“What’s the matter now?” he demanded. “Has the cow jumped over the moon?”

“O grandfather!” she gasped, “I’ve found Aunt Mercy. I’m afraid she’s dead.”

“Hey!” exclaimed the Squire, starting up eagerly as he remembered that Aunt Mercy was his own child. “You don’t say so! Where is she?”

Bessie turned and reeled out of the house; the old man thumped after her on his cane. At the bottom of the garden was a small, neglected arbor, thickly overgrown with grape-vines in unpruned leaf, whither Aunt Mercy was accustomed to repair in her seasons of unusual perplexity or gloom, there to seek guidance or relief in meditation and prayer. In this arbor they found her, seated crouchingly on a bench near the doorway, her arms stretched over a little table in front of her, and her head lying between them with the face turned from the gazers. The moon glared in a ghastly way upon her ominously white hands, and disclosed a dark yet gleaming stain, seemingly a drying pool, which spread out from beneath her forehead.

“Good Lord!” groaned Squire Lauson. “Mercy! I say, Mercy!”

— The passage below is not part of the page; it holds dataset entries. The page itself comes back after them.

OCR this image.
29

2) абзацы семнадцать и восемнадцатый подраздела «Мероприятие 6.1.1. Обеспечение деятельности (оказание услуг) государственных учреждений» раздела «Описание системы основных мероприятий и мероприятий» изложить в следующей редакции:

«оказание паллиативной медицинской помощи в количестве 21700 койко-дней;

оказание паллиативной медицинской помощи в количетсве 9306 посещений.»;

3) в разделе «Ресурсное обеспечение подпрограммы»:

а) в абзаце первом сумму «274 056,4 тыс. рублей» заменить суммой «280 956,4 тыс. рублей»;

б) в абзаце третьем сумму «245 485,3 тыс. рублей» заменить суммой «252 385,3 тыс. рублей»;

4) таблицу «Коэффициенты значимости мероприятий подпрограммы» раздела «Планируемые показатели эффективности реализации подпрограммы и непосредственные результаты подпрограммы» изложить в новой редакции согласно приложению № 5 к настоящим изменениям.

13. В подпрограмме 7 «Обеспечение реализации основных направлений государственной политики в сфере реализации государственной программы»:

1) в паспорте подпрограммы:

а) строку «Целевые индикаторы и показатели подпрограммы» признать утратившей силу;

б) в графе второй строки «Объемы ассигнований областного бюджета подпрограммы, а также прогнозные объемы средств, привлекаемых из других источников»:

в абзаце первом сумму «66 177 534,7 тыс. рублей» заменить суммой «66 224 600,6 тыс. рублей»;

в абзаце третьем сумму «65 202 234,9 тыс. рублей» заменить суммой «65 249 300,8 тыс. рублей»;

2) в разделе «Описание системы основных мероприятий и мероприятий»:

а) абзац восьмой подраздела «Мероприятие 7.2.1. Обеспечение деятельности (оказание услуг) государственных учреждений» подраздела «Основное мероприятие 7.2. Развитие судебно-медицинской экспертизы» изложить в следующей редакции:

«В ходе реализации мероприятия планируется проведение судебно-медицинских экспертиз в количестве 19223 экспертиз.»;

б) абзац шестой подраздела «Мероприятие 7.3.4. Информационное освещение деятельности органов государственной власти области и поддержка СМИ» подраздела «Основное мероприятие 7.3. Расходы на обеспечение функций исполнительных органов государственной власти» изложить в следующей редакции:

He seized her hand, but he had scarcely touched it ere he dropped it, for it was the icy, repulsive, alarming hand of a corpse. We must compress our description of this scene of horrible discovery. Miss Mercy Lauson was dead, the victim of a brutal assassination, her right temple opened by a gash two inches deep, her blood already clotted in pools or dried upon her face and fingers. It must have been an hour, or perhaps two hours, since the blow had been dealt. At her feet was the fatal weapon,—an old hatchet which had long lain about the garden, and which offered no suggestion as to who was the murderer.

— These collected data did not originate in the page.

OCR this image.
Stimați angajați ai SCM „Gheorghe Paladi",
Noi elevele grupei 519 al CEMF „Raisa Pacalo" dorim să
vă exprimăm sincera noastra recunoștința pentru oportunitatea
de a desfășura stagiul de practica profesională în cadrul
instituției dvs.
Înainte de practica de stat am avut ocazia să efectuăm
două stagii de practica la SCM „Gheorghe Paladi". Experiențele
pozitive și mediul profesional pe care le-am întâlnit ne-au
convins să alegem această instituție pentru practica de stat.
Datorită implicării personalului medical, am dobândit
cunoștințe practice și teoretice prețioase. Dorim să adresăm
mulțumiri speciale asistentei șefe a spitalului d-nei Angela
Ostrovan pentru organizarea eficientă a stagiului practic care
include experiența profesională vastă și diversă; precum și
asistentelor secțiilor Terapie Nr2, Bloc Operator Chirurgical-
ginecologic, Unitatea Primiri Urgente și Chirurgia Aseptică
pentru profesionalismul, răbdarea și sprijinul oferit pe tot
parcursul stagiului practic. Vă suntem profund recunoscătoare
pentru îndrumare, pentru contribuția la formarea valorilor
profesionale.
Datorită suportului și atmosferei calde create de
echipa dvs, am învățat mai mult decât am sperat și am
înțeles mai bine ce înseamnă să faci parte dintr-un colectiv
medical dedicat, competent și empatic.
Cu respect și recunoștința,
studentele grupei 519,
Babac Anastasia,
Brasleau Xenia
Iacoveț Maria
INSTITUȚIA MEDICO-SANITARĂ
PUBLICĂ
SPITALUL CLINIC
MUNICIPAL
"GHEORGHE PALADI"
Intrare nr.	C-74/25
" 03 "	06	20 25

When it first became clear to Squire Lauson that his daughter was dead, and had been murdered, he uttered a sound between a gasp and a sob; but almost immediately afterward he spoke in his habitually vigorous and rasping voice, and his words showed that he had not lost his iron self-possession.

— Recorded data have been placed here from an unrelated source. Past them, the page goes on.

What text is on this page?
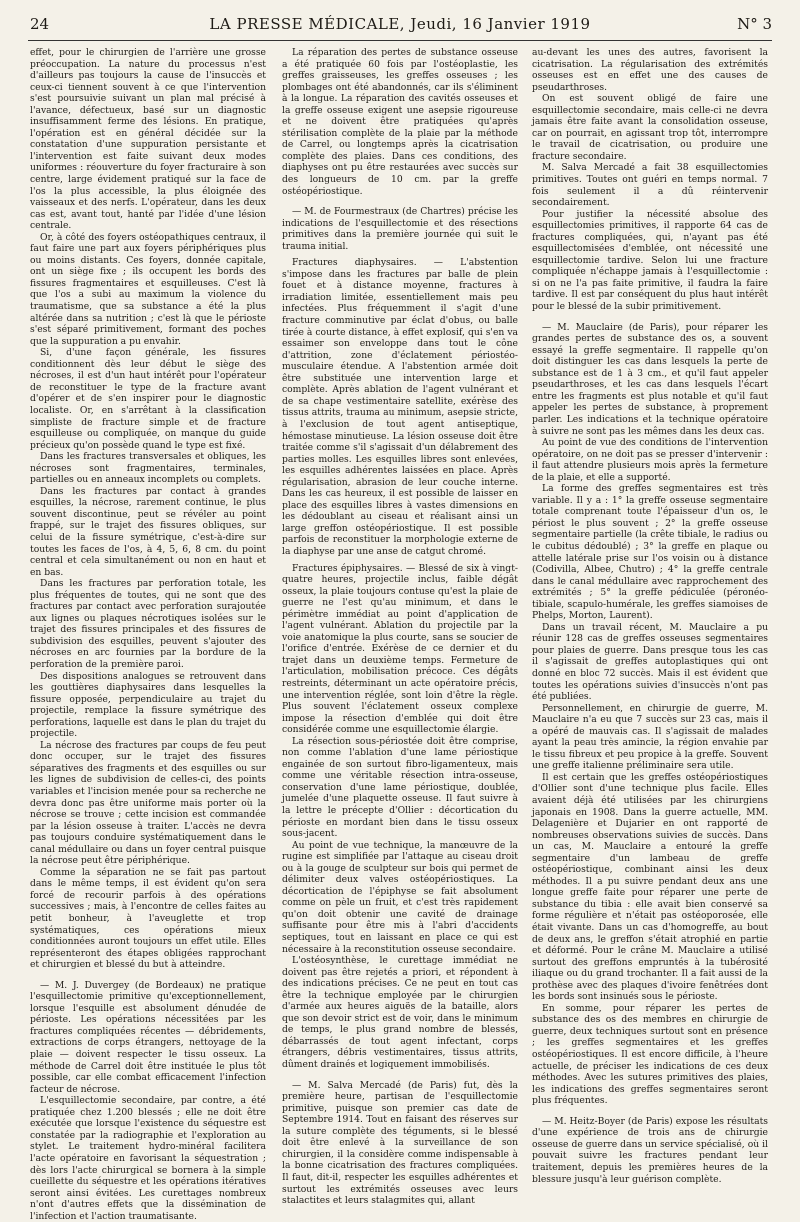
24	LA PRESSE MÉDICALE, Jeudi, 16 Janvier 1919	N° 3

effet, pour le chirurgien de l'arrière une grosse préoccupation. La nature du processus n'est d'ailleurs pas toujours la cause de l'insuccès et ceux-ci tiennent souvent à ce que l'intervention s'est poursuivie suivant un plan mal précisé à l'avance, défectueux, basé sur un diagnostic insuffisamment ferme des lésions. En pratique, l'opération est en général décidée sur la constatation d'une suppuration persistante et l'intervention est faite suivant deux modes uniformes : réouverture du foyer fracturaire à son centre, large évidement pratiqué sur la face de l'os la plus accessible, la plus éloignée des vaisseaux et des nerfs. L'opérateur, dans les deux cas est, avant tout, hanté par l'idée d'une lésion centrale.

Or, à côté des foyers ostéopathiques centraux, il faut faire une part aux foyers périphériques plus ou moins distants. Ces foyers, donnée capitale, ont un siège fixe ; ils occupent les bords des fissures fragmentaires et esquilleuses. C'est là que l'os a subi au maximum la violence du traumatisme, que sa substance a été la plus altérée dans sa nutrition ; c'est là que le périoste s'est séparé primitivement, formant des poches que la suppuration a pu envahir.

Si, d'une façon générale, les fissures conditionnent dès leur début le siège des nécroses, il est d'un haut intérêt pour l'opérateur de reconstituer le type de la fracture avant d'opérer et de s'en inspirer pour le diagnostic localiste. Or, en s'arrêtant à la classification simpliste de fracture simple et de fracture esquilleuse ou compliquée, on manque du guide précieux qu'on possède quand le type est fixé.

Dans les fractures transversales et obliques, les nécroses sont fragmentaires, terminales, partielles ou en anneaux incomplets ou complets.

Dans les fractures par contact à grandes esquilles, la nécrose, rarement continue, le plus souvent discontinue, peut se révéler au point frappé, sur le trajet des fissures obliques, sur celui de la fissure symétrique, c'est-à-dire sur toutes les faces de l'os, à 4, 5, 6, 8 cm. du point central et cela simultanément ou non en haut et en bas.

Dans les fractures par perforation totale, les plus fréquentes de toutes, qui ne sont que des fractures par contact avec perforation surajoutée aux lignes ou plaques nécrotiques isolées sur le trajet des fissures principales et des fissures de subdivision des esquilles, peuvent s'ajouter des nécroses en arc fournies par la bordure de la perforation de la première paroi.

Des dispositions analogues se retrouvent dans les gouttières diaphysaires dans lesquelles la fissure opposée, perpendiculaire au trajet du projectile, remplace la fissure symétrique des perforations, laquelle est dans le plan du trajet du projectile.

La nécrose des fractures par coups de feu peut donc occuper, sur le trajet des fissures séparatives des fragments et des esquilles ou sur les lignes de subdivision de celles-ci, des points variables et l'incision menée pour sa recherche ne devra donc pas être uniforme mais porter où la nécrose se trouve ; cette incision est commandée par la lésion osseuse à traiter. L'accès ne devra pas toujours conduire systématiquement dans le canal médullaire ou dans un foyer central puisque la nécrose peut être périphérique.

Comme la séparation ne se fait pas partout dans le même temps, il est évident qu'on sera forcé de recourir parfois à des opérations successives ; mais, à l'encontre de celles faites au petit bonheur, à l'aveuglette et trop systématiques, ces opérations mieux conditionnées auront toujours un effet utile. Elles représenteront des étapes obligées rapprochant et chirurgien et blessé du but à atteindre.

— M. J. Duvergey (de Bordeaux) ne pratique l'esquillectomie primitive qu'exceptionnellement, lorsque l'esquille est absolument dénudée de périoste. Les opérations nécessitées par les fractures compliquées récentes — débridements, extractions de corps étrangers, nettoyage de la plaie — doivent respecter le tissu osseux. La méthode de Carrel doit être instituée le plus tôt possible, car elle combat efficacement l'infection facteur de nécrose.

L'esquillectomie secondaire, par contre, a été pratiquée chez 1.200 blessés ; elle ne doit être exécutée que lorsque l'existence du séquestre est constatée par la radiographie et l'exploration au stylet. Le traitement hydro-minéral facilitera l'acte opératoire en favorisant la séquestration ; dès lors l'acte chirurgical se bornera à la simple cueillette du séquestre et les opérations itératives seront ainsi évitées. Les curettages nombreux n'ont d'autres effets que la dissémination de l'infection et l'action traumatisante.

La réparation des pertes de substance osseuse a été pratiquée 60 fois par l'ostéoplastie, les greffes graisseuses, les greffes osseuses ; les plombages ont été abandonnés, car ils s'éliminent à la longue. La réparation des cavités osseuses et la greffe osseuse exigent une asepsie rigoureuse et ne doivent être pratiquées qu'après stérilisation complète de la plaie par la méthode de Carrel, ou longtemps après la cicatrisation complète des plaies. Dans ces conditions, des diaphyses ont pu être restaurées avec succès sur des longueurs de 10 cm. par la greffe ostéopériostique.

— M. de Fourmestraux (de Chartres) précise les indications de l'esquillectomie et des résections primitives dans la première journée qui suit le trauma initial.

Fractures diaphysaires. — L'abstention s'impose dans les fractures par balle de plein fouet et à distance moyenne, fractures à irradiation limitée, essentiellement mais peu infectées. Plus fréquemment il s'agit d'une fracture comminutive par éclat d'obus, ou balle tirée à courte distance, à effet explosif, qui s'en va essaimer son enveloppe dans tout le cône d'attrition, zone d'éclatement périostéo-musculaire étendue. A l'abstention armée doit être substituée une intervention large et complète. Après ablation de l'agent vulnérant et de sa chape vestimentaire satellite, exérèse des tissus attrits, trauma au minimum, asepsie stricte, à l'exclusion de tout agent antiseptique, hémostase minutieuse. La lésion osseuse doit être traitée comme s'il s'agissait d'un délabrement des parties molles. Les esquilles libres sont enlevées, les esquilles adhérentes laissées en place. Après régularisation, abrasion de leur couche interne. Dans les cas heureux, il est possible de laisser en place des esquilles libres à vastes dimensions en les dédoublant au ciseau et réalisant ainsi un large greffon ostéopériostique. Il est possible parfois de reconstituer la morphologie externe de la diaphyse par une anse de catgut chromé.

Fractures épiphysaires. — Blessé de six à vingt-quatre heures, projectile inclus, faible dégât osseux, la plaie toujours contuse qu'est la plaie de guerre ne l'est qu'au minimum, et dans le périmètre immédiat au point d'application de l'agent vulnérant. Ablation du projectile par la voie anatomique la plus courte, sans se soucier de l'orifice d'entrée. Exérèse de ce dernier et du trajet dans un deuxième temps. Fermeture de l'articulation, mobilisation précoce. Ces dégâts restreints, déterminant un acte opératoire précis, une intervention réglée, sont loin d'être la règle. Plus souvent l'éclatement osseux complexe impose la résection d'emblée qui doit être considérée comme une esquillectomie élargie.

La résection sous-périostée doit être comprise, non comme l'ablation d'une lame périostique engainée de son surtout fibro-ligamenteux, mais comme une véritable résection intra-osseuse, conservation d'une lame périostique, doublée, jumelée d'une plaquette osseuse. Il faut suivre à la lettre le précepte d'Ollier : décortication du périoste en mordant bien dans le tissu osseux sous-jacent.

Au point de vue technique, la manœuvre de la rugine est simplifiée par l'attaque au ciseau droit ou à la gouge de sculpteur sur bois qui permet de délimiter deux valves ostéopériostiques. La décortication de l'épiphyse se fait absolument comme on pèle un fruit, et c'est très rapidement qu'on doit obtenir une cavité de drainage suffisante pour être mis à l'abri d'accidents septiques, tout en laissant en place ce qui est nécessaire à la reconstitution osseuse secondaire.

L'ostéosynthèse, le curettage immédiat ne doivent pas être rejetés a priori, et répondent à des indications précises. Ce ne peut en tout cas être la technique employée par le chirurgien d'armée aux heures aiguës de la bataille, alors que son devoir strict est de voir, dans le minimum de temps, le plus grand nombre de blessés, débarrassés de tout agent infectant, corps étrangers, débris vestimentaires, tissus attrits, dûment drainés et logiquement immobilisés.

— M. Salva Mercadé (de Paris) fut, dès la première heure, partisan de l'esquillectomie primitive, puisque son premier cas date de Septembre 1914. Tout en faisant des réserves sur la suture complète des téguments, si le blessé doit être enlevé à la surveillance de son chirurgien, il la considère comme indispensable à la bonne cicatrisation des fractures compliquées. Il faut, dit-il, respecter les esquilles adhérentes et surtout les extrémités osseuses avec leurs stalactites et leurs stalagmites qui, allant

au-devant les unes des autres, favorisent la cicatrisation. La régularisation des extrémités osseuses est en effet une des causes de pseudarthroses.

On est souvent obligé de faire une esquillectomie secondaire, mais celle-ci ne devra jamais être faite avant la consolidation osseuse, car on pourrait, en agissant trop tôt, interrompre le travail de cicatrisation, ou produire une fracture secondaire.

M. Salva Mercadé a fait 38 esquillectomies primitives. Toutes ont guéri en temps normal. 7 fois seulement il a dû réintervenir secondairement.

Pour justifier la nécessité absolue des esquillectomies primitives, il rapporte 64 cas de fractures compliquées, qui, n'ayant pas été esquillectomisées d'emblée, ont nécessité une esquillectomie tardive. Selon lui une fracture compliquée n'échappe jamais à l'esquillectomie : si on ne l'a pas faite primitive, il faudra la faire tardive. Il est par conséquent du plus haut intérêt pour le blessé de la subir primitivement.

— M. Mauclaire (de Paris), pour réparer les grandes pertes de substance des os, a souvent essayé la greffe segmentaire. Il rappelle qu'on doit distinguer les cas dans lesquels la perte de substance est de 1 à 3 cm., et qu'il faut appeler pseudarthroses, et les cas dans lesquels l'écart entre les fragments est plus notable et qu'il faut appeler les pertes de substance, à proprement parler. Les indications et la technique opératoire à suivre ne sont pas les mêmes dans les deux cas.

Au point de vue des conditions de l'intervention opératoire, on ne doit pas se presser d'intervenir : il faut attendre plusieurs mois après la fermeture de la plaie, et elle a supporté.

La forme des greffes segmentaires est très variable. Il y a : 1° la greffe osseuse segmentaire totale comprenant toute l'épaisseur d'un os, le périost le plus souvent ; 2° la greffe osseuse segmentaire partielle (la crête tibiale, le radius ou le cubitus dédoublé) ; 3° la greffe en plaque ou attelle latérale prise sur l'os voisin ou à distance (Codivilla, Albee, Chutro) ; 4° la greffe centrale dans le canal médullaire avec rapprochement des extrémités ; 5° la greffe pédiculée (péronéo-tibiale, scapulo-humérale, les greffes siamoises de Phelps, Morton, Laurent).

Dans un travail récent, M. Mauclaire a pu réunir 128 cas de greffes osseuses segmentaires pour plaies de guerre. Dans presque tous les cas il s'agissait de greffes autoplastiques qui ont donné en bloc 72 succès. Mais il est évident que toutes les opérations suivies d'insuccès n'ont pas été publiées.

Personnellement, en chirurgie de guerre, M. Mauclaire n'a eu que 7 succès sur 23 cas, mais il a opéré de mauvais cas. Il s'agissait de malades ayant la peau très amincie, la région envahie par le tissu fibreux et peu propice à la greffe. Souvent une greffe italienne préliminaire sera utile.

Il est certain que les greffes ostéopériostiques d'Ollier sont d'une technique plus facile. Elles avaient déjà été utilisées par les chirurgiens japonais en 1908. Dans la guerre actuelle, MM. Delagenière et Dujarier en ont rapporté de nombreuses observations suivies de succès. Dans un cas, M. Mauclaire a entouré la greffe segmentaire d'un lambeau de greffe ostéopériostique, combinant ainsi les deux méthodes. Il a pu suivre pendant deux ans une longue greffe faite pour réparer une perte de substance du tibia : elle avait bien conservé sa forme régulière et n'était pas ostéoporosée, elle était vivante. Dans un cas d'homogreffe, au bout de deux ans, le greffon s'était atrophié en partie et déformé. Pour le crâne M. Mauclaire a utilisé surtout des greffons empruntés à la tubérosité iliaque ou du grand trochanter. Il a fait aussi de la prothèse avec des plaques d'ivoire fenêtrées dont les bords sont insinués sous le périoste.

En somme, pour réparer les pertes de substance des os des membres en chirurgie de guerre, deux techniques surtout sont en présence ; les greffes segmentaires et les greffes ostéopériostiques. Il est encore difficile, à l'heure actuelle, de préciser les indications de ces deux méthodes. Avec les sutures primitives des plaies, les indications des greffes segmentaires seront plus fréquentes.

— M. Heitz-Boyer (de Paris) expose les résultats d'une expérience de trois ans de chirurgie osseuse de guerre dans un service spécialisé, où il pouvait suivre les fractures pendant leur traitement, depuis les premières heures de la blessure jusqu'à leur guérison complète.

“Bessie, run into the house,” he said. “Call the hired men, and bring a lantern with you.”

When she returned he took the lantern, threw the gleam of it over his dead daughter’s face, groaned, shook his head, and then, leaning on his cane, commenced examining the earth, evidently in search of footmarks.

“There’s your print, Bessie,” he mumbled. “And there’s my print. But whose print’s that? That’s the man. That’s a long slim foot, with nails across the ball. That’s the man. Don’t disturb those tracks. I’ll set the lantern down there. Don’t you disturb ’em.”